AI-generated video takes hit after hit

The sudden change in attitudes online toward series like “Fruit Love Island” reflects a larger trend around AI-generated content, particularly video.

Last week on March 25, OpenAI suddenly shuttered its video generation tool Sora, including its standalone app. The move also cost OpenAI a billion-dollar investment from Disney, along with the rights for more than 200 Disney characters to appear in Sora-generated videos.

Though Sora’s closure just months after the app’s launch came as a shock, new reporting from The Wall Street Journal reveals just how unsustainable the tool was for OpenAI. Sora was reportedly losing $1 million per day, and by the end of its life, the app had less than 500,000 worldwide users.

Meanwhile, dominant attitudes on social media toward AI-generated content are skewing more and more negative. Pop singer Zara Larsson recently came under fire for reposting a promo for an AI-generated series in which a chocolate bar seduces a strawberry. (Why every AI-generated animated series seems to fixate on food is its own mystery.)

And Ai Cinema’s comments section on TikTok is flooded not with fans, but with critics highlighting generative AI’s negative environmental impact, calling out the low quality of the series’ animation, and—perhaps most scathingly—saying that the series “isn’t even entertaining.”

More ways forward for AI video

The fall of Sora and souring attitudes may not be the nail in the coffin for AI-generated video. Though Disney’s deal with OpenAI fell through, the company hasn’t given up on its AI ambitions.
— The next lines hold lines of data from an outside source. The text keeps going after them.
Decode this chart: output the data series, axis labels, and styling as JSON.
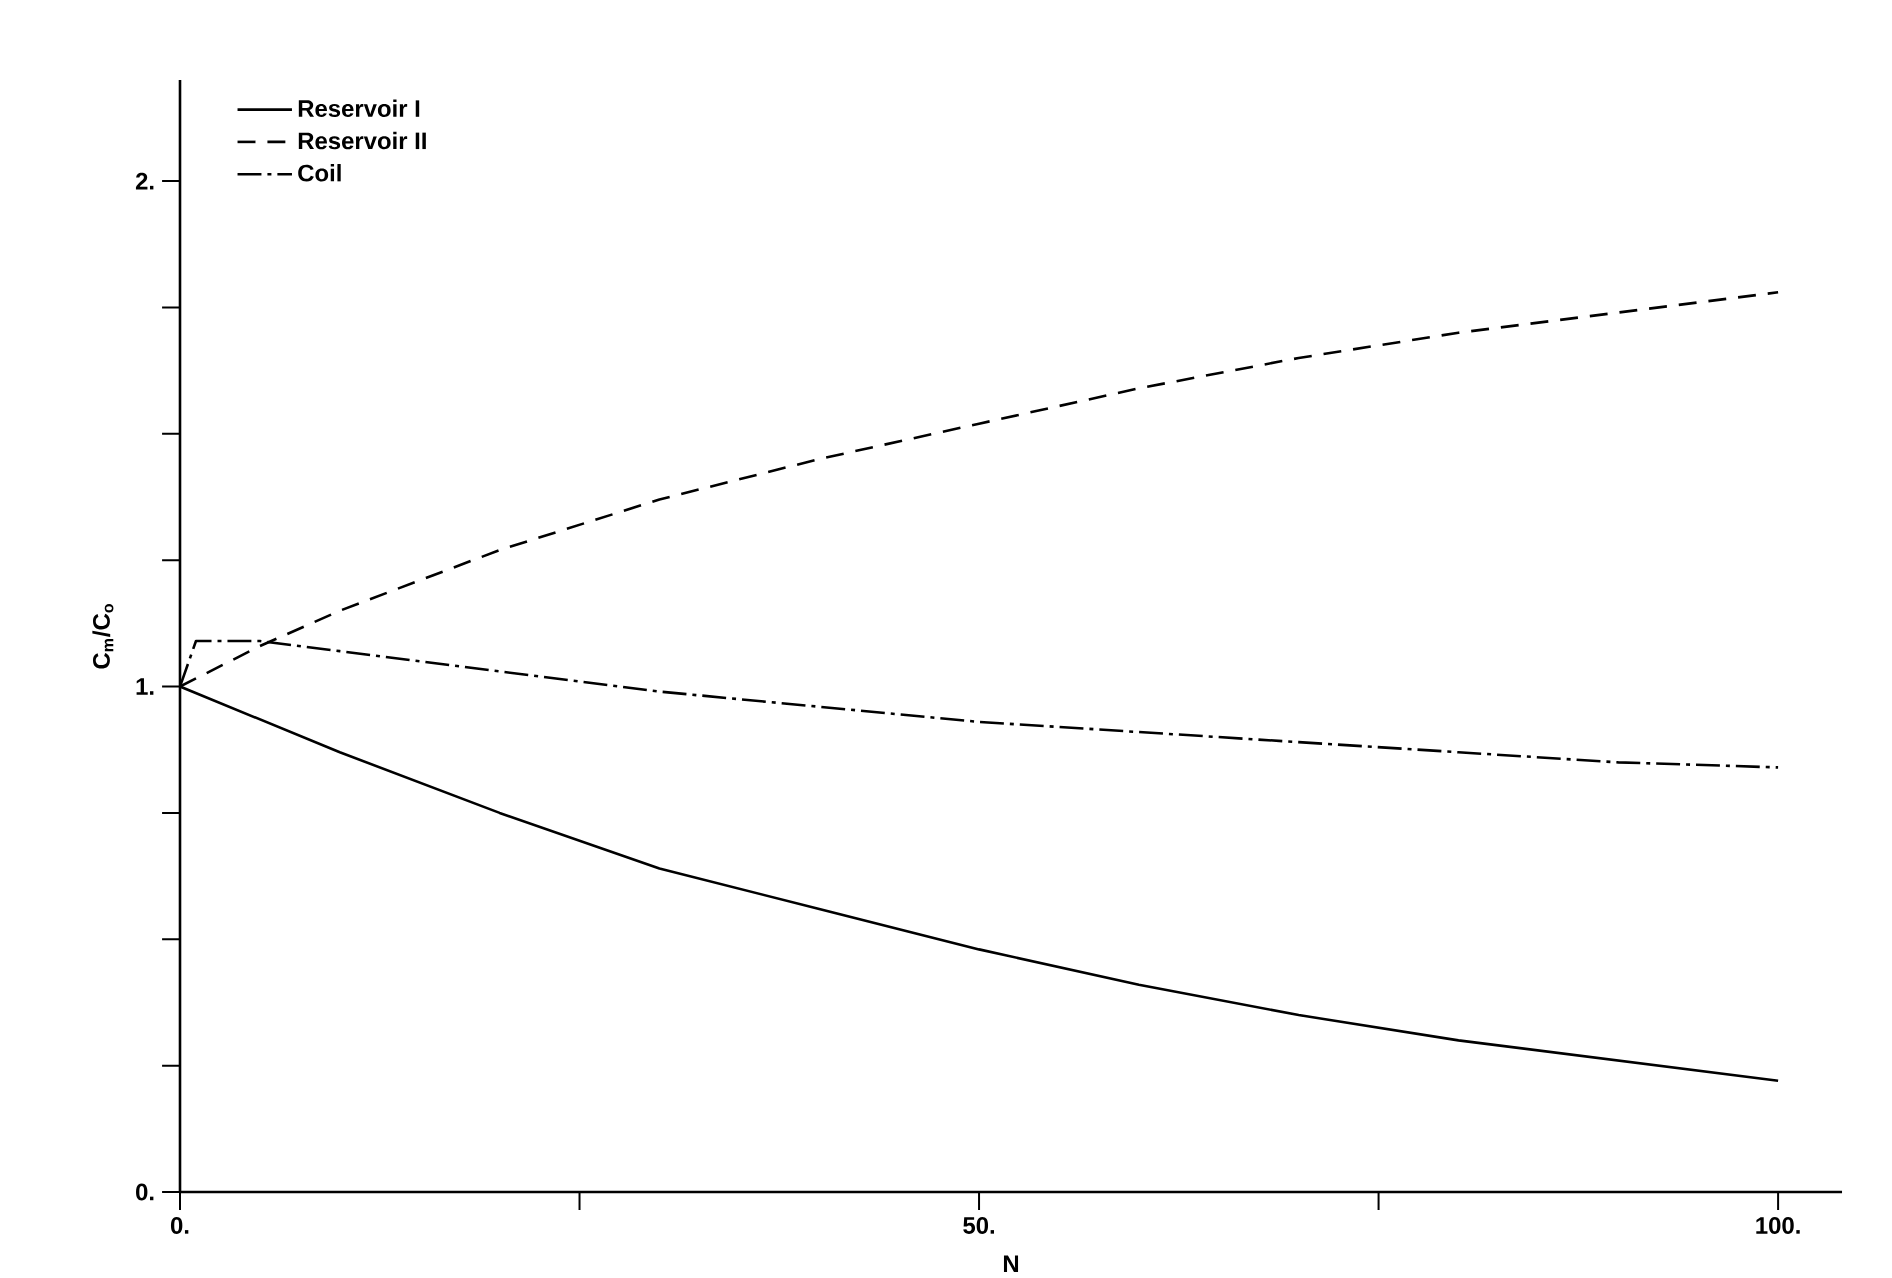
{
  "chart_data": {
    "type": "line",
    "xlabel": "N",
    "ylabel": "C$_{m}$/C$_{o}$",
    "xlim": [
      0,
      104
    ],
    "ylim": [
      0,
      2.2
    ],
    "xticks": [
      {
        "value": 0,
        "label": "0."
      },
      {
        "value": 25,
        "label": null
      },
      {
        "value": 50,
        "label": "50."
      },
      {
        "value": 75,
        "label": null
      },
      {
        "value": 100,
        "label": "100."
      }
    ],
    "yticks": [
      {
        "value": 0,
        "label": "0."
      },
      {
        "value": 0.25,
        "label": null
      },
      {
        "value": 0.5,
        "label": null
      },
      {
        "value": 0.75,
        "label": null
      },
      {
        "value": 1,
        "label": "1."
      },
      {
        "value": 1.25,
        "label": null
      },
      {
        "value": 1.5,
        "label": null
      },
      {
        "value": 1.75,
        "label": null
      },
      {
        "value": 2,
        "label": "2."
      }
    ],
    "grid": false,
    "legend": "top left",
    "marker": "none",
    "series": [
      {
        "name": "Reservoir I",
        "color": "#000000",
        "line_style": "solid",
        "x": [
          0,
          10,
          20,
          30,
          40,
          50,
          60,
          70,
          80,
          90,
          100
        ],
        "values": [
          1,
          0.87,
          0.75,
          0.64,
          0.56,
          0.48,
          0.41,
          0.35,
          0.3,
          0.26,
          0.22
        ]
      },
      {
        "name": "Reservoir II",
        "color": "#000000",
        "line_style": "dashed",
        "x": [
          0,
          5,
          10,
          20,
          30,
          40,
          50,
          60,
          70,
          80,
          90,
          100
        ],
        "values": [
          1,
          1.08,
          1.15,
          1.27,
          1.37,
          1.45,
          1.52,
          1.59,
          1.65,
          1.7,
          1.74,
          1.78
        ]
      },
      {
        "name": "Coil",
        "color": "#000000",
        "line_style": "dashdot",
        "x": [
          0,
          1,
          5,
          10,
          20,
          30,
          40,
          50,
          60,
          70,
          80,
          90,
          100
        ],
        "values": [
          1,
          1.09,
          1.09,
          1.07,
          1.03,
          0.99,
          0.96,
          0.93,
          0.91,
          0.89,
          0.87,
          0.85,
          0.84
        ]
      }
    ]
  }
}
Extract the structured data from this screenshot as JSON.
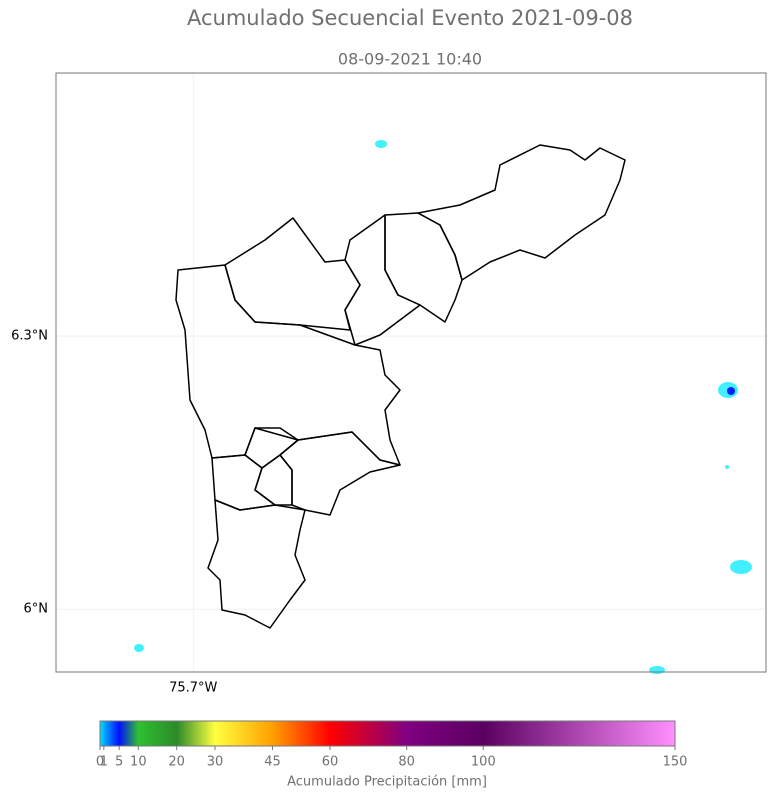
{
  "map": {
    "title": "Acumulado Secuencial Evento 2021-09-08",
    "subtitle": "08-09-2021 10:40",
    "xlim": [
      -75.851,
      -75.07
    ],
    "ylim": [
      5.931,
      6.589
    ],
    "xticks": [
      {
        "value": -75.7,
        "label": "75.7°W"
      }
    ],
    "yticks": [
      {
        "value": 6.3,
        "label": "6.3°N"
      },
      {
        "value": 6.0,
        "label": "6°N"
      }
    ],
    "grid": true
  },
  "colorbar": {
    "label": "Acumulado Precipitación [mm]",
    "lim": [
      0,
      150
    ],
    "ticks": [
      0,
      1,
      5,
      10,
      20,
      30,
      45,
      60,
      80,
      100,
      150
    ],
    "colors": [
      "#00e5ff",
      "#00b0ff",
      "#0010ff",
      "#30c030",
      "#2a8a2a",
      "#ffff40",
      "#ffa000",
      "#ff0000",
      "#800080",
      "#5a0060",
      "#ff90ff"
    ]
  }
}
Disney is reportedly in active discussion with more than a dozen partners to find other ways to implement AI, and in a statement at the time of Sora’s closure, the company said it will “continue to engage with AI platforms to find new ways to meet fans where they are while responsibly embracing new technologies that respect IP and the rights of creators.”

And for all their threats of cancelling “Fruit Love Island,” even the Ai Cinema creator seems determined to turn lemons into lemonade. Their bio on TikTok now links to another account, where they’re launching a new AI-generated series titled “The Shore Between Us.” The page has already amassed 189,000 followers, despite not yet posting a single episode.

On Monday, March 30, the creator posted the series’ first teaser, revealing that the project is essentially a clone of The Summer I Turned Pretty, except that the characters are—you guessed it—anthropomorphic fruit.